The situation in NTSC regions is a little more complicated, because simply speeding 24p material up to 30 would produce an obvious and unacceptable change in timing. In any case, 30p material when shot and displayed at that frame rate already looks significantly different to 24p; the higher rate produces visibly different, smoother motion rendering. The technical trick that's used to resolve the problem is called 3:2 pulldown and, briefly, involves repeating film frames across either two or three sequential fields of interlaced video. It produces very specific and clear timing artefacts in the resulting video, which, in NTSC territories, have become almost as strongly associated with narrative filmmaking as the 24fps progressive characteristic itself. The first 24p cameras, such as Panasonic's DVX-100, recorded 3:2 pulldown directly to tape, although standard-definition 24p cameras commonly also provide easier-to-edit options that avoid splitting individual film frames across the fields of several video frames.

In either case, attentive readers will have realised that this is yet another engineering decision which was not made based on an objective assessment of what our pictures look like, but based on what would work least badly.

With the advent of HD and digital broadcasting, there's a lot more flexibility in frame rate both during acquisition and exhibition. Sporting events are commonly shot live and broadcast at 60p, which simultaneously provides high temporal resolution to allow viewers to more clearly follow a ball or fast-moving player. Movies can be broadcast as 24p. Even more so, an increasing amount of material is produced for, and solely viewed on, the internet.

You might think that this would solve all our problems given the fact that the internet doesn't care about frame rate. In fact, the video displays of desktop computers generally operate at a fixed frequency, often 60 frames per second, with video frames of any other rate being displayed on an ad-hoc basis such that over time the average rate is correct. This might result in a single frame of a 24p production from, for instance, a blu-ray disc, being displayed for either two or three computer display frames, which can create a visible chatter or instability in motion. Many online services, including Vimeo and Youtube, did not at the time of writing support more than 30fps for video in any case.

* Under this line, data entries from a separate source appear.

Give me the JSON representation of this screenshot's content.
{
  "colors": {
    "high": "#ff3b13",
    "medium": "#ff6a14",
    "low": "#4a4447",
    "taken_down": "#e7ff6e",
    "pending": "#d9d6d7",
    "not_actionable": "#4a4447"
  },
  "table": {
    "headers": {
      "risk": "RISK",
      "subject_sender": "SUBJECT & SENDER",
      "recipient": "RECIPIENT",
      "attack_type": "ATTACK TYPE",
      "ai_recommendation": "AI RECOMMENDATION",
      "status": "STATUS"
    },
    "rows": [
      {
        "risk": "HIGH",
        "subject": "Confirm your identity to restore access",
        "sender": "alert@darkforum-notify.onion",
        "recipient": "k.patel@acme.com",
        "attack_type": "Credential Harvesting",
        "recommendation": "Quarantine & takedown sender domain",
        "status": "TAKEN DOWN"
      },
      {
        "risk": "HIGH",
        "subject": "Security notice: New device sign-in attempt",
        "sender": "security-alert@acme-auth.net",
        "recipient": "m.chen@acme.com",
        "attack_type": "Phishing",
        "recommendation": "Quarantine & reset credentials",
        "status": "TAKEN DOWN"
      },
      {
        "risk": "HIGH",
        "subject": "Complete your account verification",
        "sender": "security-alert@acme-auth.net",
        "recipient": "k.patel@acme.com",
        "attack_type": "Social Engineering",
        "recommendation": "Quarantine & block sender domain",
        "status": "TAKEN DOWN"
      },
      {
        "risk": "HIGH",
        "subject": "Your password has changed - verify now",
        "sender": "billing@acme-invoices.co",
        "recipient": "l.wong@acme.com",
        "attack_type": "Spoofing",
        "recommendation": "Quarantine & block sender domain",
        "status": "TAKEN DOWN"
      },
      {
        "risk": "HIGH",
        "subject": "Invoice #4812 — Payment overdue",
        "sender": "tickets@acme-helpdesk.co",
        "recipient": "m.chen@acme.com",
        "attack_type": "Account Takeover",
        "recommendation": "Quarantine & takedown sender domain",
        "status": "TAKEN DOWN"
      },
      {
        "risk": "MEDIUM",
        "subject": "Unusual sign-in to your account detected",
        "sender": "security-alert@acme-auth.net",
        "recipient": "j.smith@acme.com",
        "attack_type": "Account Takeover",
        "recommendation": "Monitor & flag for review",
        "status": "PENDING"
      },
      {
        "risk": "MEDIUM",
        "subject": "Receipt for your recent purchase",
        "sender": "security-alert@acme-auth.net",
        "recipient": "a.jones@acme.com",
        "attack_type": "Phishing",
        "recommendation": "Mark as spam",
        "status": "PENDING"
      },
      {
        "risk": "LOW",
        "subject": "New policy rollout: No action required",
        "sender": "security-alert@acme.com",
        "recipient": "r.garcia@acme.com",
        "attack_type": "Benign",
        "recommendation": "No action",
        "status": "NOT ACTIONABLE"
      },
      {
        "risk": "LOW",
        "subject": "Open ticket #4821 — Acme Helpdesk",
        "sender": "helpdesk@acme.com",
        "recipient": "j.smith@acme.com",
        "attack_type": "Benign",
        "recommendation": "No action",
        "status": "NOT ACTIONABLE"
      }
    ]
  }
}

In short, the way narrative fiction is expected to look is actually based on nothing more than a series of technical decisions, workarounds, and compromises, which combine to habituate us to 24fps pictures. There's no really good technical reason for it but given the somewhat negative reaction to higher frame rate productions recently, it's likely to be something we're using for a while, regardless of of how many alternative options come our way as a result of the march of technology.